Lembro-me que Quelimane na sua pequenez era estranhamente cosmopolita, uma junção de europeus, africanos, indianos e alguns chineses, com duas igrejas e uma mesquita, parte natural da comunidade.
Regressado de África em 1975, fui para o Brasil, onde passei da pacata Quelimane, com uma pequena paragem em Viseu, para a gigantesca metrópole de São Paulo. Curiosamente, não me senti amedrontado, algo de selvagem em mim, nutrido em África, me preparou para esse choque e para muitos outros seguintes.
De volta a Portugal, entrei na Escola Naval em 1979. Curiosamente, e por feliz coincidência, aportámos no mesmo curso três quelimanenses: eu, o João Azevedo e o José Costa e Castro, este último meu companheiro nos submarinos durante muitos anos.
Quiseram as circunstâncias da vida que o mar, na sua dimensão, a solidão e a torça dos elementos me fizessem sentir tantas vezes a minha terra natal, na imensidão das suas planícies e savanas, nas tempestades tropicais e na força indomada da natureza que nos fazia sentir pequeninos, indefesos e com um verdadeiro sabor da fragilidade humana. Nestas ocasiões, os cheiros, os sons e os esplendor do pôr e do nascer do sol prendiam-me num limbo transcendente de quase felicidade.
Após uma longa carreira na Marinha de Guerra Portuguesa, grande parte realizada em submarinos, as circunstâncias vieram tornar-me o coordenador do processo de vacinação contra a covid-19.

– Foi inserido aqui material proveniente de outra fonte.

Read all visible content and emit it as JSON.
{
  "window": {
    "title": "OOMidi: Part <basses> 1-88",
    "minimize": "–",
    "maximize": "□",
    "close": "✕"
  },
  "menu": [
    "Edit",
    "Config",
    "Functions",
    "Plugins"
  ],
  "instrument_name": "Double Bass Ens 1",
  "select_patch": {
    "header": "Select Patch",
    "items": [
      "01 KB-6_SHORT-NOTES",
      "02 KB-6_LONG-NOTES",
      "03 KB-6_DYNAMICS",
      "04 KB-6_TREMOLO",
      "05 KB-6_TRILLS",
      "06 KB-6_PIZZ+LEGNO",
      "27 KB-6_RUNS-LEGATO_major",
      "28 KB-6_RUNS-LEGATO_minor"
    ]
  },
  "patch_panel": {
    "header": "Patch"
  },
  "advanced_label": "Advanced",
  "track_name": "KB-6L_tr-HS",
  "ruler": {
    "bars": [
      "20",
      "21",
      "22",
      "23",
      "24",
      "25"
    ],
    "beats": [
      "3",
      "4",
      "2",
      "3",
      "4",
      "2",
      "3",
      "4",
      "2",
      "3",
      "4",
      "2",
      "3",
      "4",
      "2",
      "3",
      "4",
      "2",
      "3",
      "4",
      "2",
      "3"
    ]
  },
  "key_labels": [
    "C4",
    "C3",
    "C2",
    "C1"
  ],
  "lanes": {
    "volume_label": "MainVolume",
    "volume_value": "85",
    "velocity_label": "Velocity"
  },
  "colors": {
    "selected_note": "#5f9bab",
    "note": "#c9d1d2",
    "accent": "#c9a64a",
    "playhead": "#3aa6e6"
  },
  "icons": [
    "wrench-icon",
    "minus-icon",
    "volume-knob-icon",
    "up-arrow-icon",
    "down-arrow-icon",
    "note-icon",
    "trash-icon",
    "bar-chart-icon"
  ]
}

O processo de vacinação contra a Covid-19 veio colocar Portugal numa posição cimeira e singular, tendo sido o primeiro país do Mundo a ultrapassar a marca de 85% de vacinação completa.
Este sucesso não é meu, mas de toda uma comunidade que se soube unir em torno de uma ideia simples: combater um vírus mortal e resgatar o controlo das nossas vidas. Isto implicou um esforço coletivo gigantesco, em que reagimos, de forma excecional, enquanto comunidade unida por um desígnio. Estou em crer que vencemos a primeira batalha, mas que a “guerra” continua e que nada está ainda garantido a longo prazo. E é sobre isto que gostaria de escrever algumas poucas palavras e através delas lembrar Quelimane.

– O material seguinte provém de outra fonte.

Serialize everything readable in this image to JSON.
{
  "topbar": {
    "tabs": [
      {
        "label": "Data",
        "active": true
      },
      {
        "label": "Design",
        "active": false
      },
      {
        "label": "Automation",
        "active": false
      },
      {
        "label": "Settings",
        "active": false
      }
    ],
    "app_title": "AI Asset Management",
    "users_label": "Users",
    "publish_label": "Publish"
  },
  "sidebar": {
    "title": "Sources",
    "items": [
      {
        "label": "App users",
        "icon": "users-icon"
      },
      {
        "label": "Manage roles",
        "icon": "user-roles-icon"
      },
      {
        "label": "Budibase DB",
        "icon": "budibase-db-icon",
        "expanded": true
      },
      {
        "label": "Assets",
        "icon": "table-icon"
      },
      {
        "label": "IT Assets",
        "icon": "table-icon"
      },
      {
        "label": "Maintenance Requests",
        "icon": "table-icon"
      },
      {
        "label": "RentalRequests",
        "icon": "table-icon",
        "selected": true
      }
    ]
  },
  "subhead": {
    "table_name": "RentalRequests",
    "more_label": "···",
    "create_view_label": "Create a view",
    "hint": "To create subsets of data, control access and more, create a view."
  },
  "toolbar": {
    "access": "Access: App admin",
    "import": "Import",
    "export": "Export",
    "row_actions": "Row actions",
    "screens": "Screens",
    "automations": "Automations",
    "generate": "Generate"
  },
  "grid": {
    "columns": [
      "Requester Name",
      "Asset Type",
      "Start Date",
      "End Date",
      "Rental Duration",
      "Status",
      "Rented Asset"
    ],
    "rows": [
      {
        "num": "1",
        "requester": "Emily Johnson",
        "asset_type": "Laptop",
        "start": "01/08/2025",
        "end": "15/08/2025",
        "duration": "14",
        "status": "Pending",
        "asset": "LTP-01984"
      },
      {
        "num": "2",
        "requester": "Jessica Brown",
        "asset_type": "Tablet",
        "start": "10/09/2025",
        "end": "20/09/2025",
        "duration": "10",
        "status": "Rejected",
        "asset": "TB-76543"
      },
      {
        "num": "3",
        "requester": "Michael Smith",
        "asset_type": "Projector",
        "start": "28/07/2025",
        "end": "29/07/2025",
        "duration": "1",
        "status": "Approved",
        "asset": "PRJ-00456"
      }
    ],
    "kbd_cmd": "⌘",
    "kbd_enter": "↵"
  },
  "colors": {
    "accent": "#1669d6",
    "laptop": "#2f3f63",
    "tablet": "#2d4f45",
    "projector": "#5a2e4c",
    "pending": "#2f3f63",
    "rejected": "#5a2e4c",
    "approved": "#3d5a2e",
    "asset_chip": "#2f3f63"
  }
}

Enquanto privilegiado que fui, pela posição e pela sorte, não posso esquecer de que tínhamos uma relação muito desigual para com uma grande comunidade de africanos à nossa volta. Durante a crise e a entrada da Troika para Portugal, voltei a pensar em Quelimane, interiorizando melhor o que se sente quando nos acusam de indolentes, quando rebaixam a nossa estima e nos roubam a esperança. Por isso, Quelimane não é para mim uma saudade, mas uma permanente inspiração.
O mundo ocidental tem de fazer a sua “guerra” de vacinar as partes menos desenvolvidas do planeta Terra; vivemos todas na mesma nave que circula o Sol, uma nave limitada e interconectada pela globalização. Na mesma Quelimane onde nascemos, estão seres desprotegidos, sem acesso a tantas coisas que consideramos banais. A essa e outras cidades, devemos fazer chegar as vacinas contra a covid-19, devemos lutar por isso enquanto privilegiados que somos.
Assim termino a minha história sobre Quelimane, dizendo que Quelimane me gravou no coração a certeza de que não há seres humanos menos importantes ou descartáveis nem lugares que possam ser esquecidos e que não mais deixarei que a minha consciência descanse e que seja “envenenada” por uma ética e moral relativa, focada só num pequeno mundo próximo.